According to Kastle Systems’ Back to Work Barometer for the week ending Oct. 16, the average office occupancy in the 10 largest U.S. metro areas stood 49.8%. In other words, badge data show that office attendance, averaged weekly, was “nearly half of what it was pre-pandemic,” VergeSense states in the report. It asserts, however, that badge data cannot be used as a primary data point for making decisions on office consolidation, office redesigns, meeting room supply and occupancy planning. It has designed its index to measure capacity usage as a percentage, thus it can normalize variations in how customers define capacity. In this measure, office capacity “will always seem low in comparison to [utilization rates] being cited” in the news, it states.
“The fact that globally, offices are only at 12% capacity usage while meeting rooms are frequently unavailable represents a 'breaking point' in offices that occupancy planners and space designers can work together to address,” Dan Ryan, co-founder and CEO of VergeSense, said in the release. “There's a major opportunity to use data to inform smarter designs and technology to create a more seamless experience for our teams."
A key trend the report notes is that a significant amount of “unused time” is being left on the calendar from meetings that conclude ahead of schedule. Regardless of room size, 25% of meetings end at least 15 minutes earlier than planned, it states. The space could be reclaimed, returned to the calendar and used by other team members who require a gathering spot for a few minutes, it suggests. Automating the recovery of these unused minutes — using technology to re-release a meeting room that is not in use — can help to solve this problem, VergeSense adds.

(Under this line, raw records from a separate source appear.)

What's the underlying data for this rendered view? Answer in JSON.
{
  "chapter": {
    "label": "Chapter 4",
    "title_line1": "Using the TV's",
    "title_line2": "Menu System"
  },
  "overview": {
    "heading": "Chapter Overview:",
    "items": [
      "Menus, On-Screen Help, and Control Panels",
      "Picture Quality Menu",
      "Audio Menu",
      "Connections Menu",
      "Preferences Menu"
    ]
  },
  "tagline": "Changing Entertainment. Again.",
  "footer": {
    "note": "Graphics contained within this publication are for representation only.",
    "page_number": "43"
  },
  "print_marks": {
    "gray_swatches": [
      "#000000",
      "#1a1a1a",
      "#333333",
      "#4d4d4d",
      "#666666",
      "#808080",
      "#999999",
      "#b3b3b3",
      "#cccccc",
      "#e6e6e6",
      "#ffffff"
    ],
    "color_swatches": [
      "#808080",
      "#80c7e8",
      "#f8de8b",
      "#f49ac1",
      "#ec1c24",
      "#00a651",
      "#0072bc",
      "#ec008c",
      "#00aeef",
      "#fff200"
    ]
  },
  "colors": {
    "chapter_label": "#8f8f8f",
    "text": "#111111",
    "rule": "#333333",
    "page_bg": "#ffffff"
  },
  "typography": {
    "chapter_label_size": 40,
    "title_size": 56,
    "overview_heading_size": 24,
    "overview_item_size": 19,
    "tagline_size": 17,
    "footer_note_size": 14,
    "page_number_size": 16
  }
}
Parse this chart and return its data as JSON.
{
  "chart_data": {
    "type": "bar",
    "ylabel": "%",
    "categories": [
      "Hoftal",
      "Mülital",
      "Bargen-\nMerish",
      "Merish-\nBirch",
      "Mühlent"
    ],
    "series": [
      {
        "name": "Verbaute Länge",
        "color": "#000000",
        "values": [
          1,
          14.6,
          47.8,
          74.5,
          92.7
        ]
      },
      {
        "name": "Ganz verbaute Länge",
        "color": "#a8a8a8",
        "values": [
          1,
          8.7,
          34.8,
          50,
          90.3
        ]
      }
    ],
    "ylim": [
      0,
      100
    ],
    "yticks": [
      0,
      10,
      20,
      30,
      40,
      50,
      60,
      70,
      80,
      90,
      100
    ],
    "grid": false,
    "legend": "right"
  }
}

The report identifies “on-the-fly” sessions, or those with no formal bookings, as a dominant pattern in the current office environment — responsible for 27% of all meeting room usage hours in the third quarter, it states. It also said that employees may occupy meeting rooms with personal objects but leave the room to interact with colleagues elsewhere.
To combat these behavioral trends, VergeSense recommends that operators conduct qualitative surveys to determine why meeting spaces are not fully utilized and implement smart lockers to give workers space for their belongings. The report also suggests adjusting room capacities based on actual usage data and increasing the supply of the most popular meeting room types, “especially for 2 to 3-person rooms.”
The Occupancy Intelligence Index contains occupancy data from over 200 companies across 45 countries and 75 million square feet managed on VergeSense’s platform.